AWS CloudTrail Implementation
- We implemented CloudTrail across all AWS accounts to comprehensively record all API activity.
- CloudTrail is configured to capture granular details about API requests, including the source IP address, timestamp, and request parameters.
- CloudTrail logs are continuously monitored to detect potential security threats and ensure compliance with relevant regulations.
- CloudTrail is integrated with AWS Config to provide a comprehensive view of resource configurations and track any changes made.

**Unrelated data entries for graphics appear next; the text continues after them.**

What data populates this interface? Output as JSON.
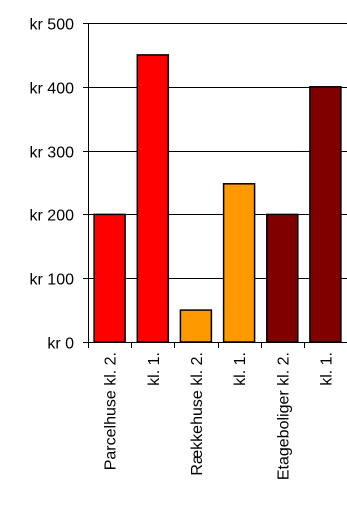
{
  "chart_data": {
    "type": "bar",
    "title": "",
    "xlabel": "",
    "ylabel": "",
    "ylim": [
      0,
      500
    ],
    "grid": true,
    "legend": "none",
    "y_ticks": [
      "kr 0",
      "kr 100",
      "kr 200",
      "kr 300",
      "kr 400",
      "kr 500"
    ],
    "y_tick_values": [
      0,
      100,
      200,
      300,
      400,
      500
    ],
    "categories": [
      "Parcelhuse kl. 2.",
      "kl. 1.",
      "Rækkehuse kl. 2.",
      "kl. 1.",
      "Etageboliger kl. 2.",
      "kl. 1."
    ],
    "values": [
      200,
      450,
      50,
      248,
      200,
      400
    ],
    "colors": [
      "#ff0000",
      "#ff0000",
      "#ff9900",
      "#ff9900",
      "#800000",
      "#800000"
    ]
  }
}
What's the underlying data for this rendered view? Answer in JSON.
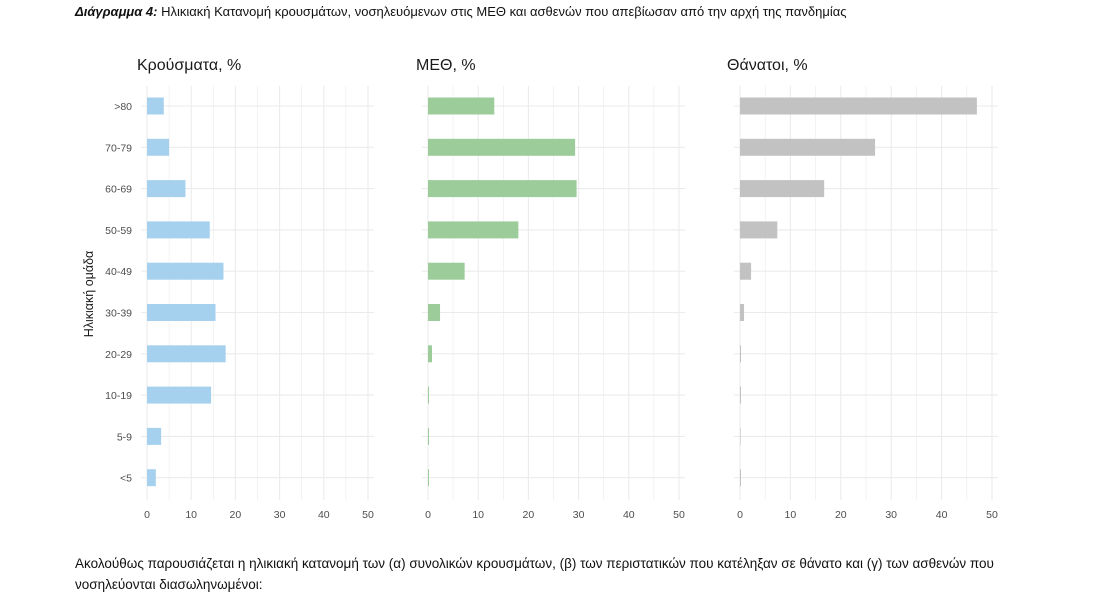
{
  "caption": {
    "label": "Διάγραμμα 4:",
    "text": "Ηλικιακή Κατανομή κρουσμάτων, νοσηλευόμενων στις ΜΕΘ και ασθενών που απεβίωσαν από την αρχή της πανδημίας"
  },
  "footer": {
    "text": "Ακολούθως παρουσιάζεται η ηλικιακή κατανομή των (α) συνολικών κρουσμάτων, (β) των περιστατικών που κατέληξαν σε θάνατο και (γ) των ασθενών που νοσηλεύονται διασωληνωμένοι:"
  },
  "colors": {
    "cases": "#a6d1ee",
    "icu": "#9ccc9a",
    "deaths": "#c2c2c2",
    "grid": "#ebebeb"
  },
  "chart_data": [
    {
      "type": "bar",
      "orientation": "horizontal",
      "title": "Κρούσματα, %",
      "ylabel": "Ηλικιακή ομάδα",
      "categories": [
        "<5",
        "5-9",
        "10-19",
        "20-29",
        "30-39",
        "40-49",
        "50-59",
        "60-69",
        "70-79",
        ">80"
      ],
      "values": [
        2,
        3.2,
        14.5,
        17.8,
        15.5,
        17.3,
        14.2,
        8.7,
        5,
        3.8
      ],
      "xlim": [
        0,
        50
      ],
      "xticks": [
        0,
        10,
        20,
        30,
        40,
        50
      ],
      "grid": true
    },
    {
      "type": "bar",
      "orientation": "horizontal",
      "title": "ΜΕΘ, %",
      "categories": [
        "<5",
        "5-9",
        "10-19",
        "20-29",
        "30-39",
        "40-49",
        "50-59",
        "60-69",
        "70-79",
        ">80"
      ],
      "values": [
        0.1,
        0.1,
        0.2,
        0.8,
        2.4,
        7.3,
        18,
        29.6,
        29.3,
        13.2
      ],
      "xlim": [
        0,
        50
      ],
      "xticks": [
        0,
        10,
        20,
        30,
        40,
        50
      ],
      "grid": true
    },
    {
      "type": "bar",
      "orientation": "horizontal",
      "title": "Θάνατοι, %",
      "categories": [
        "<5",
        "5-9",
        "10-19",
        "20-29",
        "30-39",
        "40-49",
        "50-59",
        "60-69",
        "70-79",
        ">80"
      ],
      "values": [
        0.1,
        0,
        0.1,
        0.2,
        0.8,
        2.2,
        7.4,
        16.7,
        26.8,
        47
      ],
      "xlim": [
        0,
        50
      ],
      "xticks": [
        0,
        10,
        20,
        30,
        40,
        50
      ],
      "grid": true
    }
  ]
}
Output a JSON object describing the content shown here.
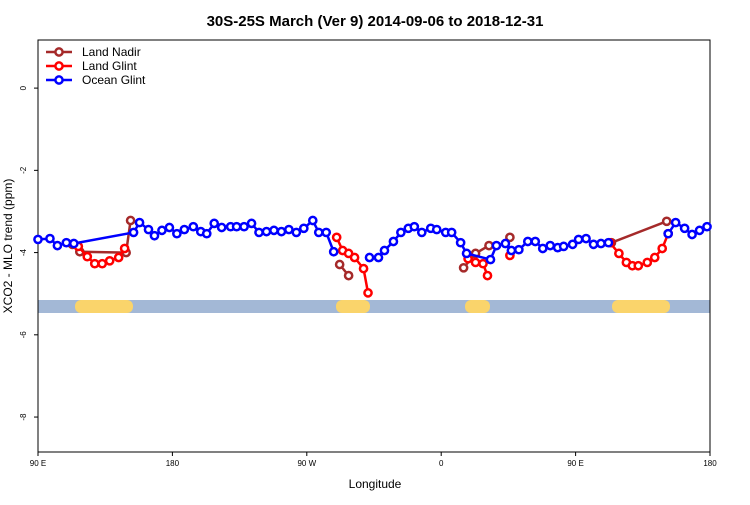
{
  "chart_data": {
    "type": "line",
    "title": "30S-25S March (Ver 9)   2014-09-06 to 2018-12-31",
    "x_label": "Longitude",
    "y_label": "XCO2 - MLO trend (ppm)",
    "xlim": [
      90,
      540
    ],
    "ylim": [
      -8.85,
      1.17
    ],
    "xticks": [
      {
        "value": 90,
        "label": "90 E"
      },
      180,
      {
        "value": 270,
        "label": "90 W"
      },
      {
        "value": 360,
        "label": "0"
      },
      {
        "value": 450,
        "label": "90 E"
      },
      {
        "value": 540,
        "label": "180"
      }
    ],
    "yticks": [
      0,
      -2,
      -4,
      -6,
      -8
    ],
    "legend": "top-left",
    "series": [
      {
        "name": "Land Nadir",
        "color": "#a52a2a",
        "x": [
          113,
          118,
          149,
          152,
          null,
          292,
          298,
          null,
          375,
          383,
          392,
          null,
          406,
          null,
          474,
          511
        ],
        "values": [
          -3.8,
          -3.98,
          -4.0,
          -3.22,
          null,
          -4.29,
          -4.56,
          null,
          -4.37,
          -4.02,
          -3.83,
          null,
          -3.63,
          null,
          -3.76,
          -3.24
        ]
      },
      {
        "name": "Land Glint",
        "color": "#ff0000",
        "x": [
          117,
          123,
          128,
          133,
          138,
          144,
          148,
          null,
          290,
          294,
          298,
          302,
          308,
          311,
          null,
          378,
          383,
          388,
          391,
          null,
          406,
          null,
          473,
          479,
          484,
          488,
          492,
          498,
          503,
          508,
          512
        ],
        "values": [
          -3.85,
          -4.1,
          -4.27,
          -4.27,
          -4.2,
          -4.12,
          -3.9,
          null,
          -3.63,
          -3.95,
          -4.02,
          -4.12,
          -4.39,
          -4.98,
          null,
          -4.15,
          -4.24,
          -4.27,
          -4.56,
          null,
          -4.07,
          null,
          -3.76,
          -4.02,
          -4.24,
          -4.32,
          -4.32,
          -4.24,
          -4.12,
          -3.9,
          -3.54
        ]
      },
      {
        "name": "Ocean Glint",
        "color": "#0000ff",
        "x": [
          90,
          98,
          103,
          109,
          114,
          154,
          158,
          164,
          168,
          173,
          178,
          183,
          188,
          194,
          199,
          203,
          208,
          213,
          219,
          223,
          228,
          233,
          238,
          243,
          248,
          253,
          258,
          263,
          268,
          274,
          278,
          283,
          288,
          null,
          312,
          318,
          322,
          328,
          333,
          338,
          342,
          347,
          353,
          357,
          363,
          367,
          373,
          377,
          393,
          397,
          403,
          407,
          412,
          418,
          423,
          428,
          433,
          438,
          442,
          448,
          452,
          457,
          462,
          467,
          472,
          null,
          512,
          517,
          523,
          528,
          533,
          538
        ],
        "values": [
          -3.68,
          -3.66,
          -3.83,
          -3.76,
          -3.78,
          -3.51,
          -3.27,
          -3.44,
          -3.59,
          -3.46,
          -3.39,
          -3.54,
          -3.44,
          -3.37,
          -3.49,
          -3.54,
          -3.29,
          -3.39,
          -3.37,
          -3.37,
          -3.37,
          -3.29,
          -3.51,
          -3.49,
          -3.46,
          -3.49,
          -3.44,
          -3.51,
          -3.41,
          -3.22,
          -3.51,
          -3.51,
          -3.98,
          null,
          -4.12,
          -4.12,
          -3.95,
          -3.73,
          -3.51,
          -3.41,
          -3.37,
          -3.51,
          -3.41,
          -3.44,
          -3.51,
          -3.51,
          -3.76,
          -4.02,
          -4.17,
          -3.83,
          -3.78,
          -3.95,
          -3.93,
          -3.73,
          -3.73,
          -3.9,
          -3.83,
          -3.88,
          -3.85,
          -3.8,
          -3.68,
          -3.66,
          -3.8,
          -3.78,
          -3.76,
          null,
          -3.54,
          -3.27,
          -3.41,
          -3.56,
          -3.46,
          -3.37
        ]
      }
    ]
  }
}
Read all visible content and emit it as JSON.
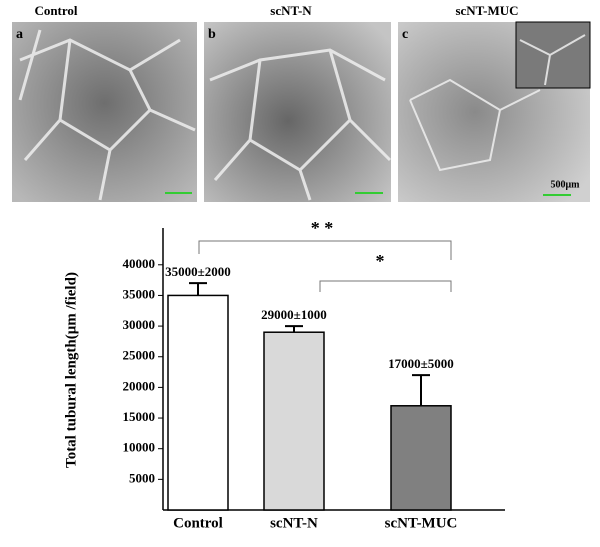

- CloudTrail logs are aggregated within a centralized S3 bucket for efficient access and long-term archival purposes.
- Log file validation is enabled to guarantee the integrity and authenticity of CloudTrail logs.
- AWS Lambda functions are utilized to process CloudTrail logs and trigger automated alerts based on predefined security events.
- CloudTrail is integrated with AWS SNS to deliver real-time notifications to the security team regarding any suspicious activities identified in the logs.
Customer Example
EC2 Instance State Change Notification Automation using AWS CloudTrail API
We have implemented a sophisticated automation solution using Amazon EventBridge, AWS Lambda, and Amazon SNS. This setup ensures that any changes in the state of EC2 instances such as starting, stopping, or terminating—are promptly communicated to the relevant stakeholders via email.
- We have set up Amazon EventBridge (formerly known as CloudWatch Events) to monitor API calls made to AWS CloudTrail. This enables us to capture detailed events related to EC2 instance state changes.
- Specifically, EventBridge rules are configured to listen for EC2 state transition events, such as when an instance is started, stopped, or terminated.
- AWS CloudTrail captures API activity across the AWS environment, including actions related to EC2 instances. CloudTrail logs are used as the event source for EventBridge, providing detailed context about the state changes.
- When EventBridge detects an EC2 state change event, it triggers an AWS Lambda function. This Lambda function processes the event data, extracting key details such as the instance ID, previous state, and new state.
- The function then formats this information into a structured message suitable for notification.
- The Lambda function publishes the formatted message to an Amazon SNS topic.
- SNS is used to send notifications via email to a predefined list of recipients.
AWS CloudTrail Process Flow Diagram
Success Metrics
- 40% reduction in system downtime was achieved through real-time monitoring and alerts.
- 30% improvement in response times resulted from insights gained through custom metrics and logs, which were used to optimize application performance.
- Improved threat detection and response time were achieved through continuous monitoring of API activities and access logs.
- Compliance with industry standards is ensured by maintaining detailed logs of all activities.
- 50% reduction in troubleshooting time was achieved through detailed logs and real-time monitoring, facilitating faster identification and resolution of issues.
- The scalable nature of CloudWatch and CloudTrail allowed IN10 Media BCCI to handle increased traffic and expand its infrastructure seamlessly.
- 75% of manual monitoring efforts have been reduced, as automated notifications provide immediate awareness of EC2 state changes.
- 100% of EC2 state change events (start, stop, terminate) are accurately captured by EventBridge.
The implementation of AWS CloudWatch and CloudTrail by Galaxy for ideaForge has greatly improved system monitoring, security, and operational efficiency. Real-time metrics, custom logs, and automated alerts now ensure high availability and optimal performance for ideaForge’s drone systems. Enhanced threat detection and compliance, coupled with reduced downtime and faster troubleshooting, showcase the effectiveness of these AWS solutions in maintaining robust IT infrastructures. This project highlights the value of comprehensive monitoring and logging in achieving superior system performance and security.